Tiempo después me parecía sumamente gracioso cuando mis hijas, leyendo “Recuerdos”, con sonoridad pronunciaban el nombre de los protagonistas: Ivanovitch, Kiriunchka, Liubotchka; como si provinieran de una cajita musical, para convertir a Tolstoi en el autor de la familia, sumando Anna Karenina, Los Kosacos, Relatos de Sebastópol, el ensayo obligado de quien aspira a convertirse en escritor ¿Qué es el arte?, y tantas otras que han pasado por mis manos por modalidad de compra en agaches, por préstamo sin devolución, por hurto descuidado, o con el artificio de sacrificar unos cuantos productos del mercado mensual de la casa.

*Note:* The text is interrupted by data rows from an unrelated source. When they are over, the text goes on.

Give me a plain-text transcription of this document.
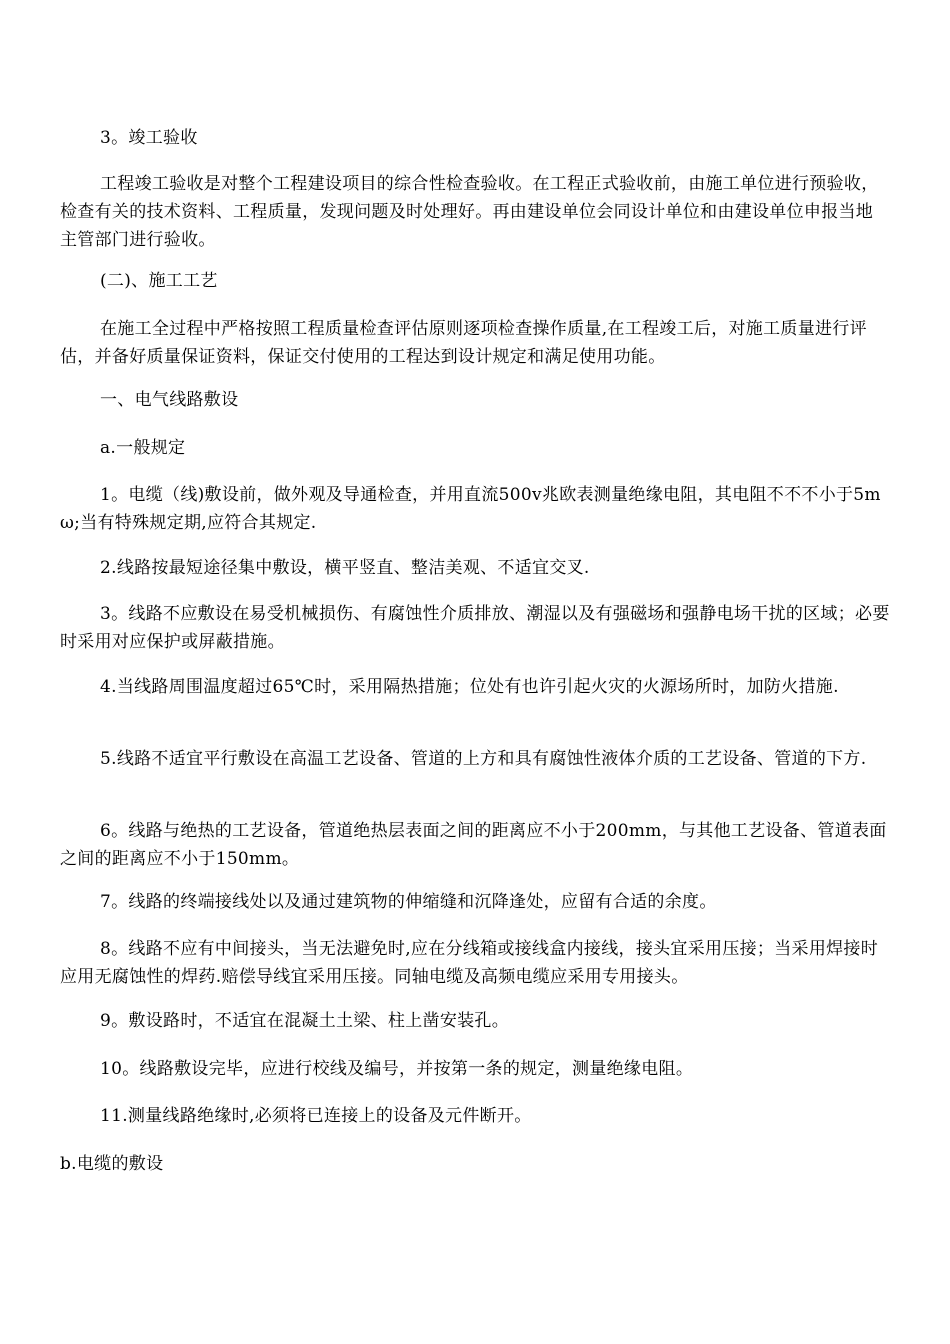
3。竣工验收

工程竣工验收是对整个工程建设项目的综合性检查验收。在工程正式验收前，由施工单位进行预验收，检查有关的技术资料、工程质量，发现问题及时处理好。再由建设单位会同设计单位和由建设单位申报当地主管部门进行验收。

(二)、施工工艺

在施工全过程中严格按照工程质量检查评估原则逐项检查操作质量,在工程竣工后，对施工质量进行评估，并备好质量保证资料，保证交付使用的工程达到设计规定和满足使用功能。

一、电气线路敷设

a.一般规定

1。电缆（线)敷设前，做外观及导通检查，并用直流500v兆欧表测量绝缘电阻，其电阻不不不小于5mω;当有特殊规定期,应符合其规定.

2.线路按最短途径集中敷设，横平竖直、整洁美观、不适宜交叉.

3。线路不应敷设在易受机械损伤、有腐蚀性介质排放、潮湿以及有强磁场和强静电场干扰的区域；必要时采用对应保护或屏蔽措施。

4.当线路周围温度超过65℃时，采用隔热措施；位处有也许引起火灾的火源场所时，加防火措施.

5.线路不适宜平行敷设在高温工艺设备、管道的上方和具有腐蚀性液体介质的工艺设备、管道的下方.

6。线路与绝热的工艺设备，管道绝热层表面之间的距离应不小于200mm，与其他工艺设备、管道表面之间的距离应不小于150mm。

7。线路的终端接线处以及通过建筑物的伸缩缝和沉降逢处，应留有合适的余度。

8。线路不应有中间接头，当无法避免时,应在分线箱或接线盒内接线，接头宜采用压接；当采用焊接时应用无腐蚀性的焊药.赔偿导线宜采用压接。同轴电缆及高频电缆应采用专用接头。

9。敷设路时，不适宜在混凝土土梁、柱上凿安装孔。

10。线路敷设完毕，应进行校线及编号，并按第一条的规定，测量绝缘电阻。

11.测量线路绝缘时,必须将已连接上的设备及元件断开。

b.电缆的敷设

Tolstoi marca y da fe. La minuciosa relación con el arte, el tejido perfecto de la sábana impecable, la sonoridad de una larga epopeya cantada desde el balcón de los oídos, el flujo constante y redondo de los acontecimientos son cualidades vitales de la obra de Tolstoi. Con la maestría intrínseca para colorear paisajes, y personas, sin permitirse que los detalles queden al azar, permiten poner a Tolstoi enmarcado entre el colash de los grandes, y sin duda allí pervive y se destaca. El problema fundamental con Tolstoi es abordarlo, porque después de que te aventures en sus páginas, te lleva de la mano y surge la fidelidad que conservo, aunque hayan pasado varias décadas desde cuando me senté en un taburete de cuero, frente a una mesa chorreada de parafina, para devorarlo.